I wrote a script to test how fast ES is, and tested these three
possibility (well, not the offload to the workers) - a. and b. look
very promising, whereas c. is almost useless.

2. Really scalable solutions.

a. probably offloading also the part where we write the result to the
DB to the workers would make ES scale much more (maybe not
infinitely, but close); on the other hand we would have some
tricky synchronization issues, and the submission handle logic
would be spread between ES and workers;

b. sharding ES! a relatively easy way would be to let each ES handle
a subset of the submissions, and a subset of the workers; a more
elegant one would put another component in the middle negotiating
the worker access.

Honestly, I believe we can postpone these solutions, and that solving
1. would be enough.
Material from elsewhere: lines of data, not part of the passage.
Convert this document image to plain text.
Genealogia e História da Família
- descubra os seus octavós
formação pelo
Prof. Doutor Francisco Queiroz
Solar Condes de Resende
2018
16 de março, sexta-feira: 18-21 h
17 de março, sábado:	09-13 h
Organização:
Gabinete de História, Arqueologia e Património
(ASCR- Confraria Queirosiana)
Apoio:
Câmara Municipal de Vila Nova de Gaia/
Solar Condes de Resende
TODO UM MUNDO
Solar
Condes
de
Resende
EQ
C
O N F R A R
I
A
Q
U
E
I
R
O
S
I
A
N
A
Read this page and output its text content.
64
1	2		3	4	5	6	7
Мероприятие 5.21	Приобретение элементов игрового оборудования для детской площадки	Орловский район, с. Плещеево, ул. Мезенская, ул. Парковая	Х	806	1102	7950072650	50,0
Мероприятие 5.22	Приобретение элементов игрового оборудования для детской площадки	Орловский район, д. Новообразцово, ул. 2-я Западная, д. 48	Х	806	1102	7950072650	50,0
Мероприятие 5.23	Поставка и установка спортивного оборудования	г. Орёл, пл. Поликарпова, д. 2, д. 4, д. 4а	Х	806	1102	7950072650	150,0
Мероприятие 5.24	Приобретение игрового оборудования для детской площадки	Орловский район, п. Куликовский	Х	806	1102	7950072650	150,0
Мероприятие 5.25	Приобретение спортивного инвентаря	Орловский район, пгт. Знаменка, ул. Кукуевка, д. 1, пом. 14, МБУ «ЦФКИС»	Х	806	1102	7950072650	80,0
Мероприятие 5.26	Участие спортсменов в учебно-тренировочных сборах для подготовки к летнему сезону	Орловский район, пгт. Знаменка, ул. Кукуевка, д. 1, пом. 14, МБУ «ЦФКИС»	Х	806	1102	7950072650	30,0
But hopefully having a tool to test and keep track
of the speed of ES would be enough to make sure of that.

*** Next steps

I plan to continue investigating in ES some more, and then propose
patches to mitigate the problem and tools to keep track of
regressions.

Another possible future direction is to redesign AWS's UI a little
bit, waiting for the real refactoring William is working on. Even if
this is some duplication of work, I'm not sure how soon we might have
the new AWS, and the current UI is very unusable.